Dakar 2001 : le grand bluff de Schlesser
À la veille de l’arrivée du Paris-Dakar 2001, Jean-Louis Schlesser tente de renverser le cours de l’histoire en jouant subtilement avec le règlement. Surprise, son plan fonctionne à la perfection, semant la zizanie dans le camp Mitsubishi. Le pilote français sera finalement sanctionné, certains diront injustement. À vous d’en juger.
Quand un athlète joue à l’encontre de l’esprit du sport, sans pour autant transgresser la règle, on dit qu’il fait de l’anti-jeu. En football, un cas courant consiste à stopper une attaque adverse par une faute volontaire qualifiée de technique, voire d’intelligente. En course automobile, les actions d’anti-jeu sont moins courantes. Elles réclament autant d’imagination que de savoir-faire. Cela leur donne une saveur particulière. Un exemple : Michael Schumacher simule une erreur de pilotage, immobilise sa Ferrari contre le rail et provoque un drapeau jaune dans les dernières minutes des qualifications du Grand Prix de Monaco 2006, ruinant ainsi les dernières tentatives de ses adversaires. Sur le coup, la manœuvre fait polémique et agace. Aujourd’hui, on s’en souvient comme d’un grand moment de sport, en appréciant la détermination exacerbée du champion. Il en va de même pour le coup de poker tenté par Jean-Louis Schlesser dans le final du Paris-Dakar 2001. C’est clairement de l’anti-jeu, encore fallait-il y penser et l’oser.
Présentation des personnages
Jutta Kleinschmidt (Mitsubishi Pajero), 38 ans, Allemagne. Son diplôme d’ingénieur en poche, elle commence sa carrière chez BMW derrière un ordinateur. Pendant ses vacances, elle assouvit ses rêves d’aventure en participant à des raids en moto. Passée pro sur quatre roues, elle est recrutée par Jean-Louis Schlesser qui devient son mentor. En 1999, la première femme victorieuse d’étape sur le Dakar rejoint Mitsubishi.

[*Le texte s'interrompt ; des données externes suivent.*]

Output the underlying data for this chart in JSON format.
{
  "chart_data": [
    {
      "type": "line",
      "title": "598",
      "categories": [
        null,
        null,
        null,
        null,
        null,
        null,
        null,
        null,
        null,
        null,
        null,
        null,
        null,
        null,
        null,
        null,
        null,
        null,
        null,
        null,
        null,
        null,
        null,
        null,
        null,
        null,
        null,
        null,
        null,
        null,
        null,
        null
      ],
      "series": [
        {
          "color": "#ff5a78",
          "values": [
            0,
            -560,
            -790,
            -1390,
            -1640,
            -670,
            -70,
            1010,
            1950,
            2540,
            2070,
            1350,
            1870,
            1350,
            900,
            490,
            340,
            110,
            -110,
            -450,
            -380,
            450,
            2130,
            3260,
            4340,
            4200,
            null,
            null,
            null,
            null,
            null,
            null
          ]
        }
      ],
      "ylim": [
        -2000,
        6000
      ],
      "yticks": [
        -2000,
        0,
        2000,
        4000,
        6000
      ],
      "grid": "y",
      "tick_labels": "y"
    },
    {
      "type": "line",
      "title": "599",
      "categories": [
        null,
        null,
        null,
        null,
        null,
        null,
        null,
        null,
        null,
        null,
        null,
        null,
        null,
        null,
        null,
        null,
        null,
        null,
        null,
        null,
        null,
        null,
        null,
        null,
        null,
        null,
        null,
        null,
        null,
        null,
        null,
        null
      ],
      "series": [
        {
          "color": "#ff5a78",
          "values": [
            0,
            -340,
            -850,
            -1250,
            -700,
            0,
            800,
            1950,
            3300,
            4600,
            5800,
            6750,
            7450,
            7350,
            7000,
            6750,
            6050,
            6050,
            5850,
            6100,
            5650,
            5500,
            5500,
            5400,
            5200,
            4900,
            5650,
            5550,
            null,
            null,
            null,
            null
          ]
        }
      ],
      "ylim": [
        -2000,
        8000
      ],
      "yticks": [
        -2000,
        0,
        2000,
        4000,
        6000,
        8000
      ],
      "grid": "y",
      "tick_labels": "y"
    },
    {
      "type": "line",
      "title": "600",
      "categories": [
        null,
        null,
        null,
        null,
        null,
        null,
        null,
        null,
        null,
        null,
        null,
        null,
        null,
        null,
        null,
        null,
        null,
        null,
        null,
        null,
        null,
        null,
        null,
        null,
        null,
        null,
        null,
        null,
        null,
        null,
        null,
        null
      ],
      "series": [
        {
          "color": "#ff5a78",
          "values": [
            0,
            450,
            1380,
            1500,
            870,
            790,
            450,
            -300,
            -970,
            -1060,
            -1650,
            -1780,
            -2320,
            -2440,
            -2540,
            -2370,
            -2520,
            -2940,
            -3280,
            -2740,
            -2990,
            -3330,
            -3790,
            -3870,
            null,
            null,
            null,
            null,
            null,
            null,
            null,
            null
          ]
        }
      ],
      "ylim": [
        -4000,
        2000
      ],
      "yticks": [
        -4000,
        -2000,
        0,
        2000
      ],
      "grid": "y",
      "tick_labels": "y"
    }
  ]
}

Hiroshi Masuoka (Mitsubishi Pajero), 40 ans, Japon. Quand un constructeur nippon se lance dans une campagne mondiale en sport automobile, il s’appuie généralement sur une structure européenne à laquelle il impose au moins un pilote maison. Chez Mitsubishi, le Japonais de service s’appelle Hiroshi Masuoka. Il est rapide, mais peine toujours à canaliser sa fougue en dépit de sa grande expérience.
Jean-Louis Schlesser (Buggy Schlesser), 52 ans, France. Le neveu de Jo n’a disputé qu’un Grand Prix de F1 au cours duquel il a commis l’erreur blasphématoire d’accrocher Dieu Senna. Du coup, il a poursuivi sa carrière en sport-proto, avec un titre mondial à la clé. Depuis 1992, il s’est tourné vers les rallye-raids au volant de ses propres véhicules. Il est le double vainqueur en titre du Dakar, l’homme à battre.
José Maria Servià (Buggy Schlesser), 47 ans, Espagne. C’est le pilote sans visage ! Depuis près de 20 ans, il mène sa carrière sans jamais s’être réellement distingué sur la scène mondiale. Il commence en 1973, comme copilote de son frère Salvador, avant de devenir pilote officiel Seat, sans grand succès. Alors, il s’oriente vers les rallye-raids. En 1999, il remplace Kleinschmidt dans le second buggy engagé par Schlesser.
Acte 1 – Schlesser prend 60 minutes
Schlesser profite des premières étapes roulantes pour prendre de l’avance sur les Mitsu. Il sait qu’une fois sorti du Maroc, quand se dresseront les dunes du Sahara, son buggy à propulsion sera moins efficace que les 4×4. Après une semaine de course, il compte près de 10 minutes d’avance sur la première voiture japonaise. Mais au départ d’une liaison, son moteur refuse de repartir. C’est le démarreur. Alors il fait comme chacun dans pareil cas : il sollicite l’aide d’un ami – en l’occurrence Servià – pour pousser. Sauf que c’est interdit. Il écope d’une heure de pénalité et rétrograde à la 8ème place. Servià prend le relai en tête.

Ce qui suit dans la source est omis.